There are of course many major problems with this. I mean for starts you do not know who will and who won’t naturally regress and on top of that I think that from what I have heard it going away by itself is not all that common. Another major factor would be that not only would you need some tissue from before it regressing but you would also need to have a tissue sample from after the lump and gone. I don’t know about anyone else but I would have serious concerns that if they wanted to take some tissue after it has gone as it would likely trigger it to come back and there would be no way that I would want to take that risk.

2) How common is lack of flexibility of toes?

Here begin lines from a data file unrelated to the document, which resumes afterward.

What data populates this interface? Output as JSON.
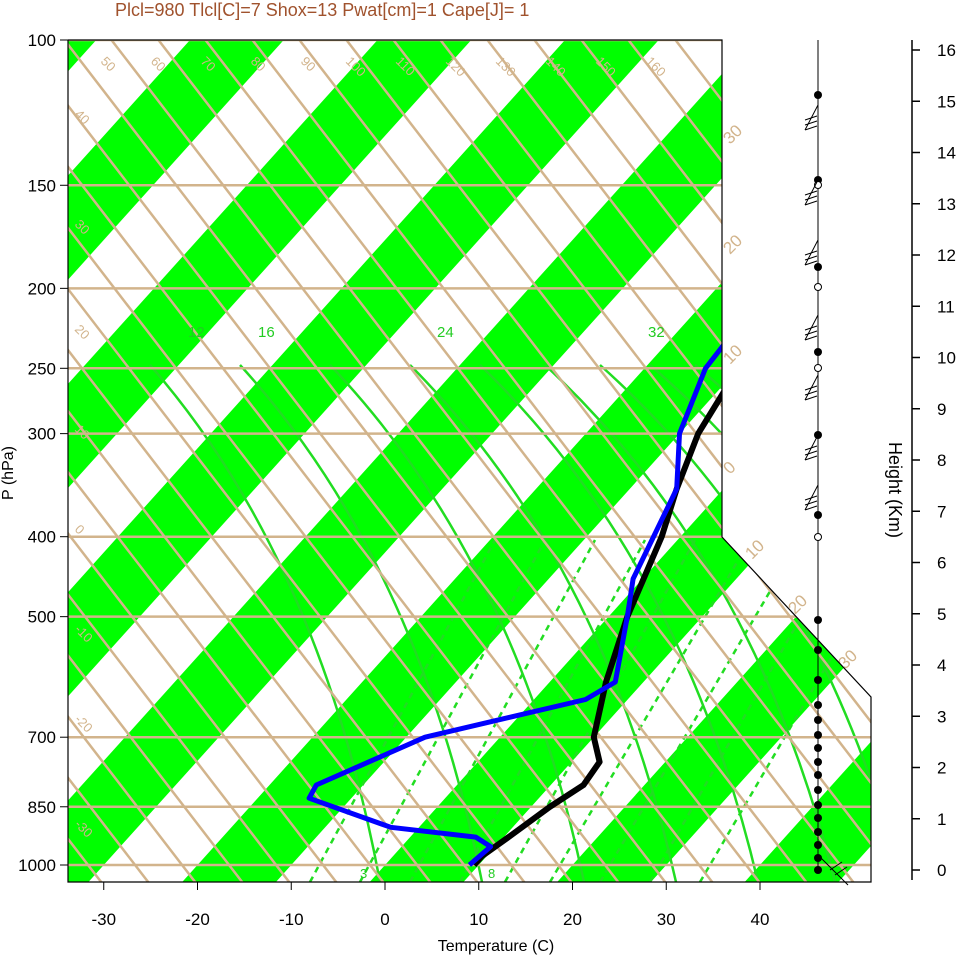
{
  "title": "Plcl=980 Tlcl[C]=7 Shox=13 Pwat[cm]=1 Cape[J]= 1",
  "chart_data": {
    "type": "line",
    "subtype": "skew-T log-P thermodynamic diagram",
    "xlabel": "Temperature (C)",
    "ylabel": "P (hPa)",
    "y2label": "Height (Km)",
    "x_ticks": [
      "-30",
      "-20",
      "-10",
      "0",
      "10",
      "20",
      "30",
      "40"
    ],
    "y_ticks": [
      "100",
      "150",
      "200",
      "250",
      "300",
      "400",
      "500",
      "700",
      "850",
      "1000"
    ],
    "height_ticks": [
      "0",
      "1",
      "2",
      "3",
      "4",
      "5",
      "6",
      "7",
      "8",
      "9",
      "10",
      "11",
      "12",
      "13",
      "14",
      "15",
      "16"
    ],
    "dry_adiabat_labels": [
      "50",
      "60",
      "70",
      "80",
      "90",
      "100",
      "110",
      "120",
      "130",
      "140",
      "150",
      "160"
    ],
    "temperature_labels": [
      "40",
      "30",
      "20",
      "10",
      "0",
      "-10",
      "-20",
      "-30"
    ],
    "right_temperature_labels": [
      "30",
      "20",
      "10",
      "0",
      "10",
      "20",
      "30"
    ],
    "moist_adiabat_labels": [
      "12",
      "16",
      "24",
      "32"
    ],
    "mixing_ratio_labels": [
      "3",
      "8"
    ],
    "colors": {
      "temperature": "#000000",
      "dewpoint": "#0000ff",
      "isotherm_band": "#00ff00",
      "adiabat": "#d2b48c",
      "moist_adiabat": "#22dd22",
      "title": "#a0522d"
    },
    "series": [
      {
        "id": "temperature",
        "x": [
          9.5,
          9.5,
          10.5,
          12,
          13.5,
          13,
          10,
          6,
          2,
          -2,
          -5,
          -8,
          -10,
          -10,
          -7,
          -3,
          3,
          8,
          11,
          15.5
        ],
        "y": [
          1000,
          975,
          925,
          850,
          800,
          750,
          700,
          600,
          500,
          400,
          350,
          300,
          250,
          225,
          200,
          175,
          150,
          130,
          120,
          110
        ]
      },
      {
        "id": "dewpoint",
        "x": [
          9,
          9.5,
          7,
          -3,
          -14.5,
          -15,
          -8,
          5.5,
          7,
          2,
          -1,
          -5,
          -10,
          -13.5,
          -14,
          -13,
          -13.5,
          -19.5,
          -14,
          -8
        ],
        "y": [
          1000,
          950,
          925,
          900,
          830,
          800,
          700,
          630,
          600,
          500,
          450,
          350,
          300,
          250,
          225,
          200,
          185,
          160,
          130,
          110
        ]
      }
    ],
    "xlim": [
      -33,
      52
    ],
    "ylim": [
      1050,
      100
    ]
  }
}
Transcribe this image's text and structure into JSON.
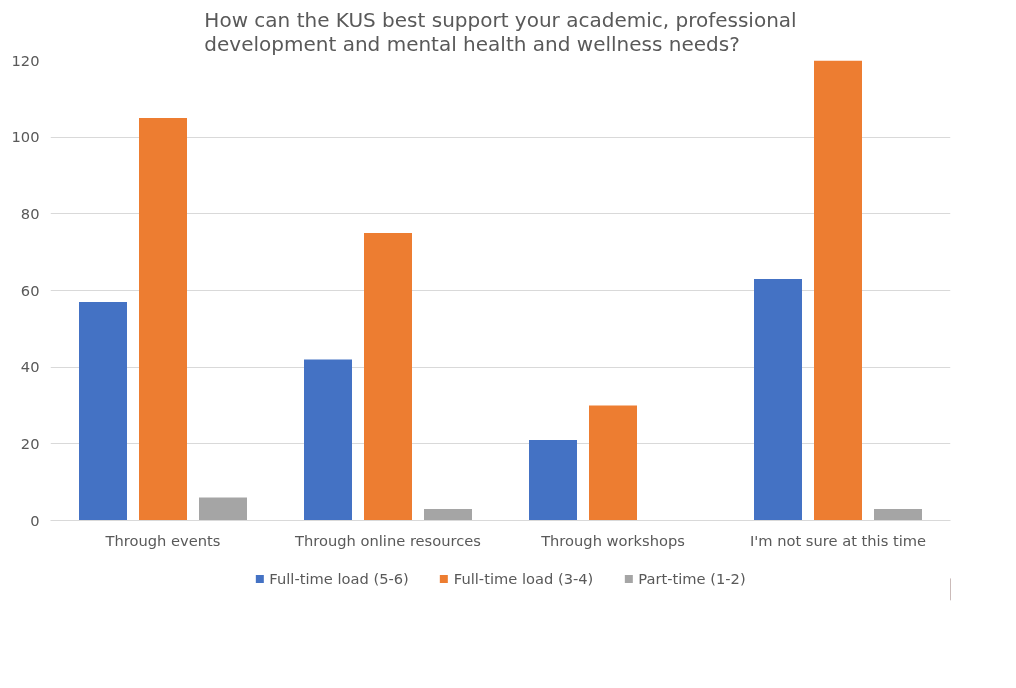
{
  "chart_data": {
    "type": "bar",
    "title": "How can the KUS best support your academic, professional development and mental health and wellness needs?",
    "categories": [
      "Through events",
      "Through online resources",
      "Through workshops",
      "I'm not sure at this time"
    ],
    "series": [
      {
        "name": "Full-time load (5-6)",
        "color": "#4472c4",
        "values": [
          57,
          42,
          21,
          63
        ]
      },
      {
        "name": "Full-time load (3-4)",
        "color": "#ed7d31",
        "values": [
          105,
          75,
          30,
          120
        ]
      },
      {
        "name": "Part-time (1-2)",
        "color": "#a5a5a5",
        "values": [
          6,
          3,
          0,
          3
        ]
      }
    ],
    "ylim": [
      0,
      120
    ],
    "yticks": [
      0,
      20,
      40,
      60,
      80,
      100,
      120
    ],
    "grid": "y",
    "legend": "bottom"
  }
}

It is well documented that in Dupuytren’s you get a bending of the fingers but what happens in LD. I mean as I posted about the other day there have been some cases where the toes have bent but what I am more interested in is what I have where you are unable to properly bend your toes and I cannot find anything out there on it. This could be for several reasons, it could be because it is rare and so there are few cases of it documented or it could just be that few people notice it so it doesn’t get documented. This is not really something that can be researched but rather than something that needs to be documented and I am only really interested in it because I show this problem.

I think that is everything that I wanted to post about this morning, I hope to be back later with the DD review and then again tomorrow with the paper I have mentioned above.